Le marché pétrolier reste sur le qui-vive. À la clôture, le Brent a progressé de 0,58 % pour s’établir à 64,13 dollars le baril, tandis que le West Texas Intermediate (WTI) américain a gagné 0,42 %, terminant à 59,44 dollars. Selon les experts d’Again Capital LLC, cette hausse s’explique principalement par une volonté de sécuriser les stocks avant le pont de Martin Luther King aux États-Unis.
L’attention des marchés reste focalisée sur le Golfe Persique. Malgré l’arrivée prochaine du porte-avions USS Abraham Lincoln dans la région, certains analystes, comme Phil Flynn de Price Futures Group, estiment qu’une intervention immédiate est peu probable.

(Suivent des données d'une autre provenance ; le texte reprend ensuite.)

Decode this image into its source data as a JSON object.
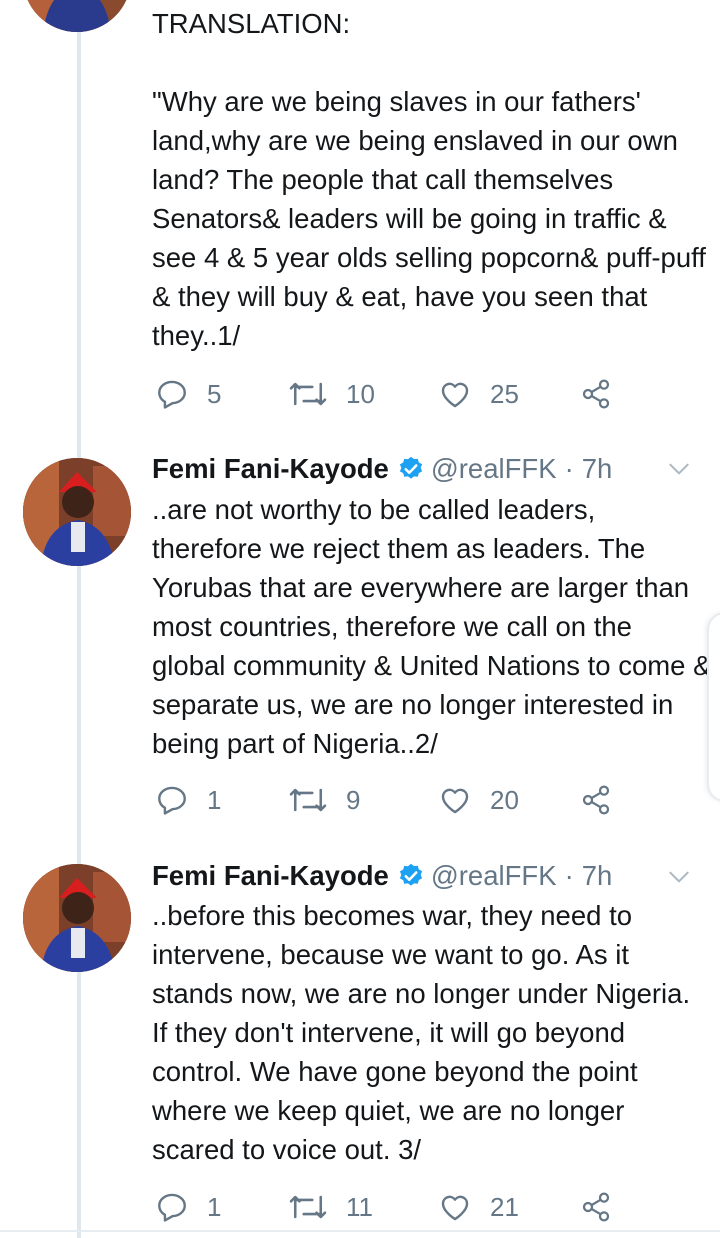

Néanmoins, la crainte d’un blocus du détroit d’Ormuz — par lequel transite un quart du pétrole maritime mondial — maintient une prime de risque élevée.
Les cours ont connu une semaine en dents de scie, portés par les déclarations du président Donald Trump sur d’éventuelles frappes militaires, avant de refluer de 4 % jeudi suite à des signes d’apaisement dans la répression des manifestations à Téhéran.
Si la situation géopolitique venait à se stabiliser durablement, l’attention des traders se porterait de nouveau sur l’offre physique. « L’offre en provenance du Venezuela n’a pas connu l’essor fulgurant escompté », tempère Phil Flynn, suggérant que le retour progressif des barils sous sanction pourrait plafonner les prix à l’avenir.
Pour les analystes de Phillip Nova, l’équilibre sous-jacent du marché indique une offre abondante pour l’année 2026. À moins d’un redémarrage spectaculaire de la demande chinoise ou d’une rupture majeure des flux physiques, le Brent devrait continuer d’évoluer dans une fourchette étroite, oscillant globalement entre 57 et 67 dollars.